Recycling plant project proposal being reworked – Whittaker

Ministry of Local Govern-ment evaluators including engineers are currently tweaking the project proposal for Guyana’s first solid waste recycling plant and should take the new document to Cabinet for its approval by month end.

Minister of Local Government Norman Whittaker told Stabroek News that there is team which is working on “getting the proposal to the specifications that Cabinet asked for to meet Guyana’s waste recycling needs.” He explained that the process was two tiered with the first being the completion of the project proposal to be resubmitted and approv-ed by Cabinet and the last the ministry contacting the six firms, which had submitted their proposals, to inform them of the changes needed.

Cabinet Secretariat Dr Roger Luncheon had said earlier last month that a proposal made by the Ministry of Local Govern-ment representative had been reviewed and needed to be reworked to meet specified requirements of government.

“The recycling project, when it was presented to Cabinet… drew a strong request for the process to be redone, with a particular perspective for them to conform to what the government wants,” Luncheon had said.

He informed that the ministry was however directed to inform the companies of government’s requirements and when their respective expressions of interest have been tweaked to government’s expectations Cabinet will once again look at the issue.

Norman Whittaker
Norman Whittaker

He explained that most of the proposals dealt with converting waste to energy and while this was feasible in developed and industrialised economies, Cabinet had difficulty believing it would work here. “So they were asked to rework it to meet the realities of the waste and composition of waste in Guyana,” he explained.

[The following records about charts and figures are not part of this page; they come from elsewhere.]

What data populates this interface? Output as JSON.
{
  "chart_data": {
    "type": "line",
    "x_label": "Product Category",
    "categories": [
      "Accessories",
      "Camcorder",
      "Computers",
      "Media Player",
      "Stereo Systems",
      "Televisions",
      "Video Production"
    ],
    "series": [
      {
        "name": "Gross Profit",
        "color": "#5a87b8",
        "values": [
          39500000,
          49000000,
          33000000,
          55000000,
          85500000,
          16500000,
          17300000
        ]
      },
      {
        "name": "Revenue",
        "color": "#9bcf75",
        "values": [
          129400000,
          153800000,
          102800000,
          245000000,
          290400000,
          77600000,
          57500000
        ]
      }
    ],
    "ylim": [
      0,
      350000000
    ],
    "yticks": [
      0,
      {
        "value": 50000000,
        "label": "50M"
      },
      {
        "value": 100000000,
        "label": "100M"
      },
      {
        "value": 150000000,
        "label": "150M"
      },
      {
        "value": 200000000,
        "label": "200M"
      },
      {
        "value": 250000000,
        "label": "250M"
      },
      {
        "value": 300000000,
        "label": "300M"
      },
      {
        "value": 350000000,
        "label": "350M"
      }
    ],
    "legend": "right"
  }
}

“A lot of the proposals dealt with conversion of waste to energy and there continues to be considerable doubts in our minds… we don’t have that kind of industrial waste because this is not an industrialised society,” he further added.

Luncheon’s announcement was a further setback for a project mired in controversy ever since it was first unveiled last year       by the former minister of local government, Ganga Persaud. Critics had said that the tendering process should not have been handled by the Ministry of Local Government.

Whittaker explained that as he was away from his desk, when speaking to Stabroek News, he did not have the names of the six companies readily at hand but will make them available.

Government had announced its preference to collaborate with firms that had previous working experience in building such facilities in other countries.